The Apache configuration file (/etc/httpd/conf/httpd.conf) contains a section "SSL Virtual Host Context" at the end of the document. The directives in this section should be modified match the lines below:

<IfDefine HAVE_SSL>
Listen 443
<VirtualHost _default_:443>
DocumentRoot "/var/www/lmc"
SSLEngine on
SSLCipherSuite HIGH:MEDIUM
SSLCertificateFile /usr/share/ssl/certs/lmc.crt
SSLCertificateKeyFile /usr/share/ssl/certs/lmc.key
SetEnvIf User-Agent ".*MSIE.*" nokeepalive ssl-unclean-shutdown
</VirtualHost>
</IfDefine>

2.2 Create certificate

First we need to generate a new private key. Be sure it doesn't leave your server.

openssl genrsa 1024 > /usr/share/ssl/certs/lmc.key

After we made a new key, we can create a certificate for authentication. The <numdays> parameter specifies how long the certificate will be valid. This should be 365 or more days.

openssl req -new -key /usr/share/ssl/certs/lmc.key -x509 -days <numdays> -out /usr/share/ssl/certs/lmc.crt

You will be asked a few questions (see example below):
Country Name (2 letter code)DE
State or Province Name (full name)Germany
Locality Name (eg, city)Nuremberg
Organization Name (eg, company)Linuxnetworks
Organizational Unit Name (eg, section)Department name (if any)
Common Name (eg, YOUR name)DNS name of your server (e.g. mail.linuxnetworks.de)
E-mail AddressEmail address for technical support (e.g. admin@linuxnetworks.de)

Then you should have a key and a certificate for your server.

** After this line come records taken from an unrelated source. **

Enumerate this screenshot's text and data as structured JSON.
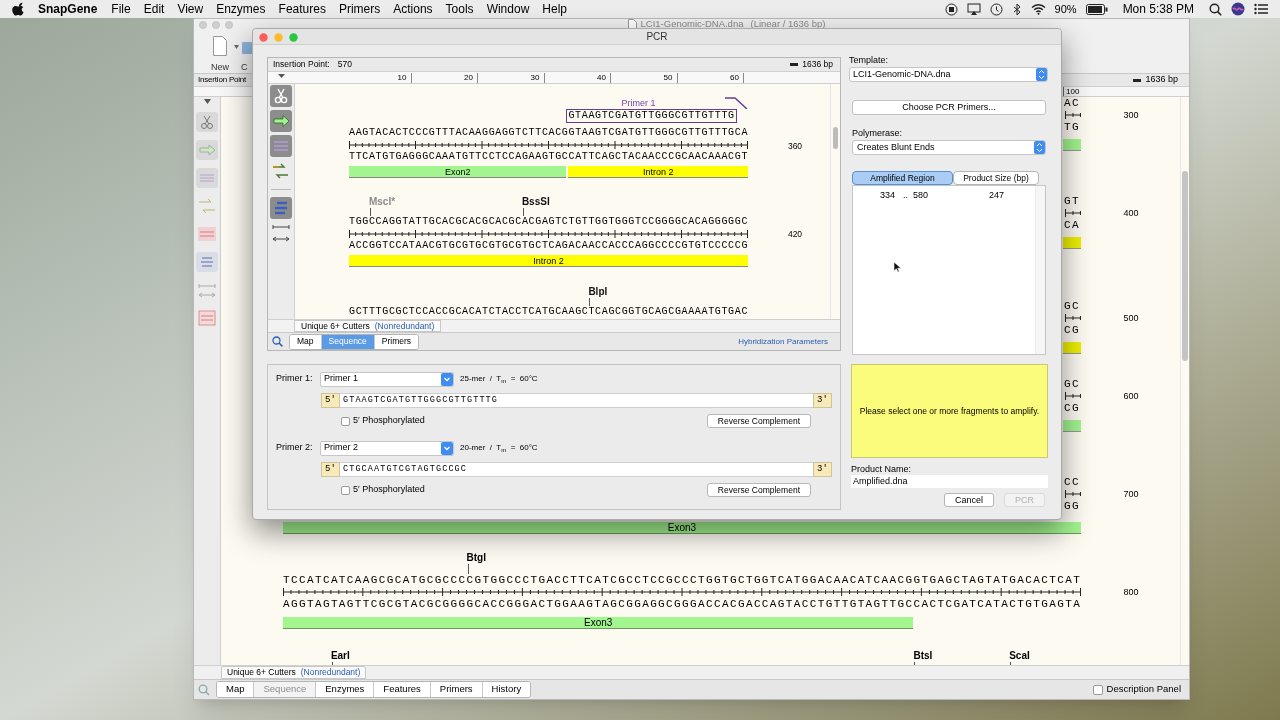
{
  "menu_bar": {
    "app_name": "SnapGene",
    "items": [
      "File",
      "Edit",
      "View",
      "Enzymes",
      "Features",
      "Primers",
      "Actions",
      "Tools",
      "Window",
      "Help"
    ],
    "battery": "90%",
    "clock": "Mon 5:38 PM"
  },
  "document_window": {
    "title": "LCI1-Genomic-DNA.dna",
    "subtitle": "(Linear / 1636 bp)",
    "toolbar": [
      "New",
      "C"
    ],
    "insertion_label": "Insertion Point",
    "length": "1636 bp",
    "ruler_label": "100",
    "hidden_rows": [
      {
        "top": "AC",
        "bottom": "TG",
        "number": "300",
        "color": "#a3f58f"
      },
      {
        "top": "GT",
        "bottom": "CA",
        "number": "400",
        "color": "#eef000"
      },
      {
        "top": "GC",
        "bottom": "CG",
        "number": "500",
        "color": "#eef000"
      },
      {
        "top": "GC",
        "bottom": "CG",
        "number": "600",
        "color": "#a3f58f"
      },
      {
        "top": "CC",
        "bottom": "GG",
        "number": "700",
        "feature": "Exon3",
        "color": "#a3f58f"
      }
    ],
    "rows": [
      {
        "enzymes": [
          {
            "name": "BtgI"
          }
        ],
        "top": "TCCATCATCAAGCGCATGCGCCCCGTGGCCCTGACCTTCATCGCCTCCGCCCTGGTGCTGGTCATGGACAACATCAACGGTGAGCTAGTATGACACTCAT",
        "bottom": "AGGTAGTAGTTCGCGTACGCGGGGCACCGGGACTGGAAGTAGCGGAGGCGGGACCACGACCAGTACCTGTTGTAGTTGCCACTCGATCATACTGTGAGTA",
        "number": "800",
        "features": [
          {
            "label": "Exon3",
            "color": "#a3f58f"
          }
        ]
      },
      {
        "enzymes": [
          {
            "name": "EarI"
          },
          {
            "name": "BtsI"
          },
          {
            "name": "ScaI"
          }
        ]
      }
    ],
    "cutters": {
      "label": "Unique 6+ Cutters",
      "qualifier": "(Nonredundant)"
    },
    "tabs": [
      {
        "label": "Map",
        "selected": false
      },
      {
        "label": "Sequence",
        "selected": true
      },
      {
        "label": "Enzymes",
        "selected": false
      },
      {
        "label": "Features",
        "selected": false
      },
      {
        "label": "Primers",
        "selected": false
      },
      {
        "label": "History",
        "selected": false
      }
    ],
    "description_panel": {
      "label": "Description Panel",
      "checked": false
    }
  },
  "pcr_dialog": {
    "title": "PCR",
    "insertion_label": "Insertion Point:",
    "insertion_value": "570",
    "length": "1636 bp",
    "ruler_ticks": [
      "10",
      "20",
      "30",
      "40",
      "50",
      "60"
    ],
    "rows": [
      {
        "primer": {
          "label": "Primer 1",
          "sequence": "GTAAGTCGATGTTGGGCGTTGTTTG"
        },
        "top": "AAGTACACTCCCGTTTACAAGGAGGTCTTCACGGTAAGTCGATGTTGGGCGTTGTTTGCA",
        "bottom": "TTCATGTGAGGGCAAATGTTCCTCCAGAAGTGCCATTCAGCTACAACCCGCAACAAACGT",
        "number": "360",
        "features": [
          {
            "label": "Exon2",
            "color": "#a3f58f"
          },
          {
            "label": "Intron 2",
            "color": "#ffff00"
          }
        ]
      },
      {
        "enzymes": [
          {
            "name": "MscI*",
            "color": "#8a8a8a"
          },
          {
            "name": "BssSI",
            "color": "#111111"
          }
        ],
        "top": "TGGCCAGGTATTGCACGCACGCACGCACGAGTCTGTTGGTGGGTCCGGGGCACAGGGGGC",
        "bottom": "ACCGGTCCATAACGTGCGTGCGTGCGTGCTCAGACAACCACCCAGGCCCCGTGTCCCCCG",
        "number": "420",
        "features": [
          {
            "label": "Intron 2",
            "color": "#ffff00"
          }
        ]
      },
      {
        "enzymes": [
          {
            "name": "BlpI",
            "color": "#111111"
          }
        ],
        "top": "GCTTTGCGCTCCACCGCACATCTACCTCATGCAAGCTCAGCGGTGCAGCGAAAATGTGAC"
      }
    ],
    "cutters": {
      "label": "Unique 6+ Cutters",
      "qualifier": "(Nonredundant)"
    },
    "tabs": [
      {
        "label": "Map",
        "selected": false
      },
      {
        "label": "Sequence",
        "selected": true
      },
      {
        "label": "Primers",
        "selected": false
      }
    ],
    "link": "Hybridization Parameters",
    "primers": [
      {
        "label": "Primer 1:",
        "choice": "Primer 1",
        "info": "25-mer  /  T$_{m}$  =  60°C",
        "five_end": "5′",
        "sequence": "GTAAGTCGATGTTGGGCGTTGTTTG",
        "three_end": "3′",
        "phosphorylated": {
          "label": "5′ Phosphorylated",
          "checked": false
        },
        "button": "Reverse Complement"
      },
      {
        "label": "Primer 2:",
        "choice": "Primer 2",
        "info": "20-mer  /  T$_{m}$  =  60°C",
        "five_end": "5′",
        "sequence": "CTGCAATGTCGTAGTGCCGC",
        "three_end": "3′",
        "phosphorylated": {
          "label": "5′ Phosphorylated",
          "checked": false
        },
        "button": "Reverse Complement"
      }
    ],
    "template": {
      "label": "Template:",
      "value": "LCI1-Genomic-DNA.dna"
    },
    "choose_button": "Choose PCR Primers...",
    "polymerase": {
      "label": "Polymerase:",
      "value": "Creates Blunt Ends"
    },
    "results": {
      "columns": [
        {
          "label": "Amplified Region",
          "selected": true
        },
        {
          "label": "Product Size (bp)",
          "selected": false
        }
      ],
      "rows": [
        {
          "start": "334",
          "separator": "..",
          "end": "580",
          "size": "247"
        }
      ]
    },
    "message": "Please select one or more fragments to amplify.",
    "product_name": {
      "label": "Product Name:",
      "value": "Amplified.dna"
    },
    "buttons": [
      {
        "label": "Cancel",
        "disabled": false
      },
      {
        "label": "PCR",
        "disabled": true
      }
    ]
  }
}
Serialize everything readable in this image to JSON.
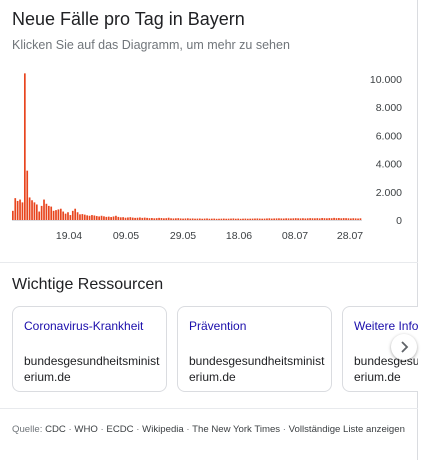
{
  "header": {
    "title": "Neue Fälle pro Tag in Bayern",
    "subtitle": "Klicken Sie auf das Diagramm, um mehr zu sehen"
  },
  "chart_data": {
    "type": "bar",
    "x_ticks": [
      "19.04",
      "09.05",
      "29.05",
      "18.06",
      "08.07",
      "28.07"
    ],
    "y_ticks": [
      "10.000",
      "8.000",
      "6.000",
      "4.000",
      "2.000",
      "0"
    ],
    "y_tick_values": [
      10000,
      8000,
      6000,
      4000,
      2000,
      0
    ],
    "ylim": [
      0,
      10500
    ],
    "bar_color": "#e8451e",
    "series": [
      {
        "values": [
          650,
          1550,
          1350,
          1450,
          1250,
          10400,
          3500,
          1600,
          1400,
          1250,
          1100,
          600,
          1000,
          1450,
          1150,
          1000,
          950,
          650,
          700,
          750,
          800,
          600,
          450,
          550,
          350,
          650,
          800,
          550,
          400,
          420,
          380,
          330,
          300,
          350,
          320,
          280,
          250,
          300,
          260,
          220,
          240,
          210,
          250,
          300,
          220,
          190,
          200,
          160,
          180,
          200,
          170,
          150,
          160,
          180,
          150,
          170,
          150,
          130,
          140,
          120,
          130,
          150,
          140,
          120,
          130,
          160,
          120,
          110,
          120,
          130,
          110,
          100,
          110,
          120,
          100,
          110,
          95,
          100,
          105,
          90,
          100,
          110,
          90,
          95,
          100,
          85,
          90,
          95,
          100,
          90,
          95,
          100,
          110,
          90,
          100,
          85,
          95,
          100,
          90,
          95,
          100,
          105,
          110,
          100,
          95,
          100,
          110,
          120,
          100,
          110,
          115,
          120,
          110,
          105,
          120,
          115,
          110,
          120,
          130,
          120,
          115,
          125,
          110,
          120,
          130,
          125,
          120,
          130,
          115,
          140,
          130,
          120,
          135,
          125,
          150,
          130,
          140,
          120,
          135,
          130,
          120,
          110,
          125,
          115,
          105,
          120
        ]
      }
    ]
  },
  "resources": {
    "title": "Wichtige Ressourcen",
    "cards": [
      {
        "title": "Coronavirus-Krankheit",
        "domain": "bundesgesundheitsministerium.de"
      },
      {
        "title": "Prävention",
        "domain": "bundesgesundheitsministerium.de"
      },
      {
        "title": "Weitere Informationen",
        "domain": "bundesgesundheitsministerium.de"
      }
    ]
  },
  "footer": {
    "lead": "Quelle:",
    "sources": [
      "CDC",
      "WHO",
      "ECDC",
      "Wikipedia",
      "The New York Times",
      "Vollständige Liste anzeigen"
    ]
  }
}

In order to protect them against an attacker (who has hopefully no root access), change the rights to read and write for root only:


chmod 600 /usr/share/ssl/certs/lmc.key /usr/share/ssl/certs/lmc.crt

The result is a self signed certificate for low authentication requirements. If you want security on a higher level, let a trust center sign your certificate.